Will insurers or large chain pharmacies threaten service cutbacks?
Could Medicaid costs rise?
Will PBMs sue the state and delay implementation for years?
Legislators worry about being blamed for:
increases in drug premiums,
network disruption,
pharmacy desertification if chains close stores in retaliation, or
million-dollar legal battles with national corporations.
Transparency laws, on the other hand:
cost little money,
create no major market disruption,
and have limited political downside.
So political calculus leads many lawmakers to advance only low-risk incremental reforms, even if those do not meaningfully change PBM behavior.
4. PBM issues intersect with powerful interest groups and industry narratives
Partisanship doesn’t operate in a vacuum — it interacts with interest-group pressures.

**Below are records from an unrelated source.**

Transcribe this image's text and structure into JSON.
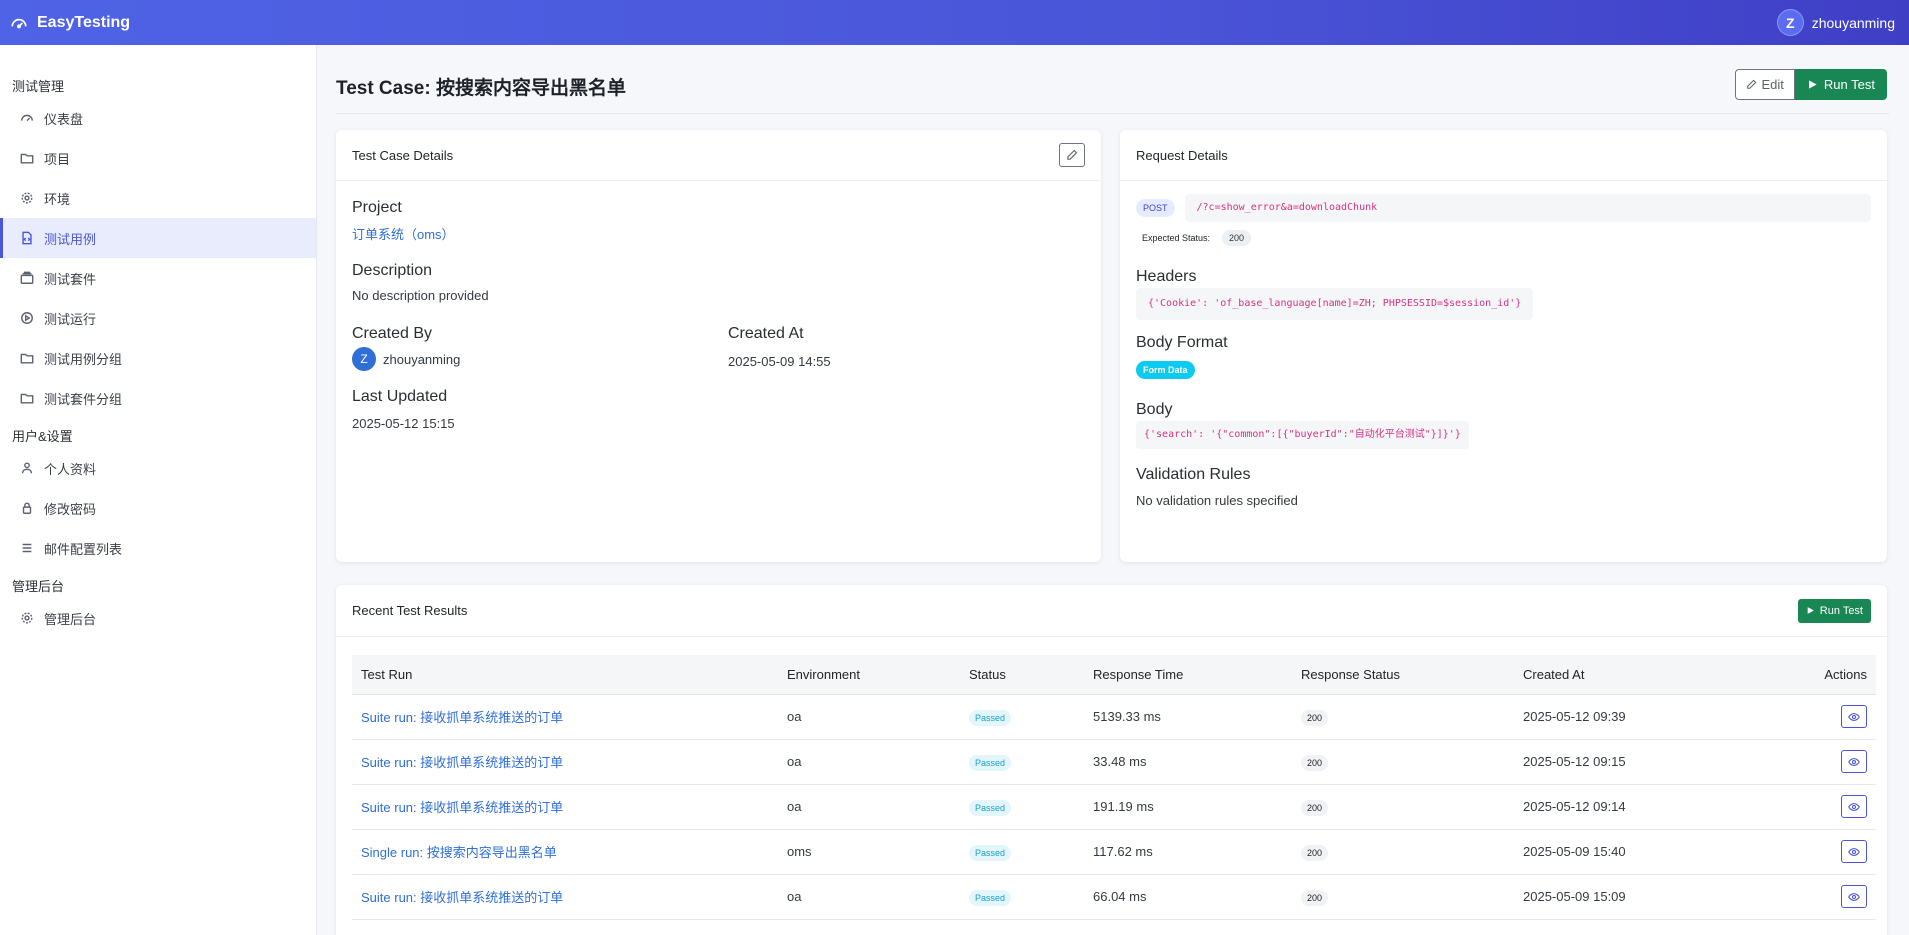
{
  "app": {
    "brand": "EasyTesting",
    "user_initial": "Z",
    "user_name": "zhouyanming"
  },
  "sidebar": {
    "sections": [
      {
        "title": "测试管理",
        "items": [
          {
            "label": "仪表盘",
            "icon": "dashboard-icon"
          },
          {
            "label": "项目",
            "icon": "folder-icon"
          },
          {
            "label": "环境",
            "icon": "gear-icon"
          },
          {
            "label": "测试用例",
            "icon": "file-code-icon",
            "active": true
          },
          {
            "label": "测试套件",
            "icon": "collection-icon"
          },
          {
            "label": "测试运行",
            "icon": "play-circle-icon"
          },
          {
            "label": "测试用例分组",
            "icon": "folder-icon"
          },
          {
            "label": "测试套件分组",
            "icon": "folder-icon"
          }
        ]
      },
      {
        "title": "用户&设置",
        "items": [
          {
            "label": "个人资料",
            "icon": "person-icon"
          },
          {
            "label": "修改密码",
            "icon": "lock-icon"
          },
          {
            "label": "邮件配置列表",
            "icon": "list-icon"
          }
        ]
      },
      {
        "title": "管理后台",
        "items": [
          {
            "label": "管理后台",
            "icon": "gear-icon"
          }
        ]
      }
    ]
  },
  "header": {
    "title": "Test Case: 按搜索内容导出黑名单",
    "edit_label": "Edit",
    "run_label": "Run Test"
  },
  "details": {
    "card_title": "Test Case Details",
    "project_label": "Project",
    "project_value": "订单系统（oms）",
    "description_label": "Description",
    "description_value": "No description provided",
    "created_by_label": "Created By",
    "created_by_initial": "Z",
    "created_by_value": "zhouyanming",
    "created_at_label": "Created At",
    "created_at_value": "2025-05-09 14:55",
    "updated_label": "Last Updated",
    "updated_value": "2025-05-12 15:15"
  },
  "request": {
    "card_title": "Request Details",
    "method": "POST",
    "url": "/?c=show_error&a=downloadChunk",
    "expected_label": "Expected Status:",
    "expected_value": "200",
    "headers_label": "Headers",
    "headers_value": "{'Cookie': 'of_base_language[name]=ZH; PHPSESSID=$session_id'}",
    "body_format_label": "Body Format",
    "body_format_value": "Form Data",
    "body_label": "Body",
    "body_value": "{'search': '{\"common\":[{\"buyerId\":\"自动化平台测试\"}]}'}",
    "validation_label": "Validation Rules",
    "validation_value": "No validation rules specified"
  },
  "results": {
    "card_title": "Recent Test Results",
    "run_label": "Run Test",
    "columns": [
      "Test Run",
      "Environment",
      "Status",
      "Response Time",
      "Response Status",
      "Created At",
      "Actions"
    ],
    "rows": [
      {
        "run": "Suite run: 接收抓单系统推送的订单",
        "env": "oa",
        "status": "Passed",
        "time": "5139.33 ms",
        "code": "200",
        "created": "2025-05-12 09:39"
      },
      {
        "run": "Suite run: 接收抓单系统推送的订单",
        "env": "oa",
        "status": "Passed",
        "time": "33.48 ms",
        "code": "200",
        "created": "2025-05-12 09:15"
      },
      {
        "run": "Suite run: 接收抓单系统推送的订单",
        "env": "oa",
        "status": "Passed",
        "time": "191.19 ms",
        "code": "200",
        "created": "2025-05-12 09:14"
      },
      {
        "run": "Single run: 按搜索内容导出黑名单",
        "env": "oms",
        "status": "Passed",
        "time": "117.62 ms",
        "code": "200",
        "created": "2025-05-09 15:40"
      },
      {
        "run": "Suite run: 接收抓单系统推送的订单",
        "env": "oa",
        "status": "Passed",
        "time": "66.04 ms",
        "code": "200",
        "created": "2025-05-09 15:09"
      }
    ]
  }
}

PBMs, large insurers, and vertically integrated pharmacy systems are politically active. They warn legislators that sweeping reform could:
raise plan costs for state employees,
eliminate mail-order convenience,
increase the cost of specialty drugs,
or trigger federal preemption fights (ERISA, Commerce Clause).
For lawmakers, this creates political messaging complications:
Do they want to be painted as the politician who “raised healthcare costs”?
Even if the claim is misleading, few are willing to take that risk in competitive districts.
In partisan or swing states, those narratives carry more weight.
5. Short legislative calendars make complex bills difficult
Many states have:
30-day sessions,
60-day sessions, or
biennial sessions with limited working days.
PBM reform bills often require:
economic modeling,
legal review,
fiscal notes,
stakeholder negotiations,
public testimony from pharmacists and insurers,
and cross-chamber revisions.
That timeline is incompatible with short or politically charged sessions.
Small transparency bills, however, can be passed quickly with minimal debate.
6. Partisan national politics spill into state debates
In some states, healthcare debates are shaped by national-level polarization.
PBM reforms — especially those involving prescription drug prices — risk being treated as symbolic “healthcare fights” tied to national narratives:
“Government overreach into healthcare markets”
“Corporate abuse of patients through consolidation”
“States vs. big federal players”
These national frames complicate local compromise.
The more partisan an issue becomes, the smaller the window for bipartisan, structural solutions.
Bottom Line:
PBM reform sits at the intersection of complex policy, powerful industry influence, and partisan political dynamics.
Because of this:
- Big structural reforms require bipartisan alignment, political capital, and legislative time — all scarce resources.
- States with divided legislatures or tight calendars tend to avoid high-risk reforms.
- Incremental transparency measures usually win because they are easier to pass, cost less politically, and carry fewer legal risks.
The result is a patchwork of partial reforms, where only a minority of states implement the bold, structural changes that most directly impact patient choice, independent pharmacy stability, and community healthcare access.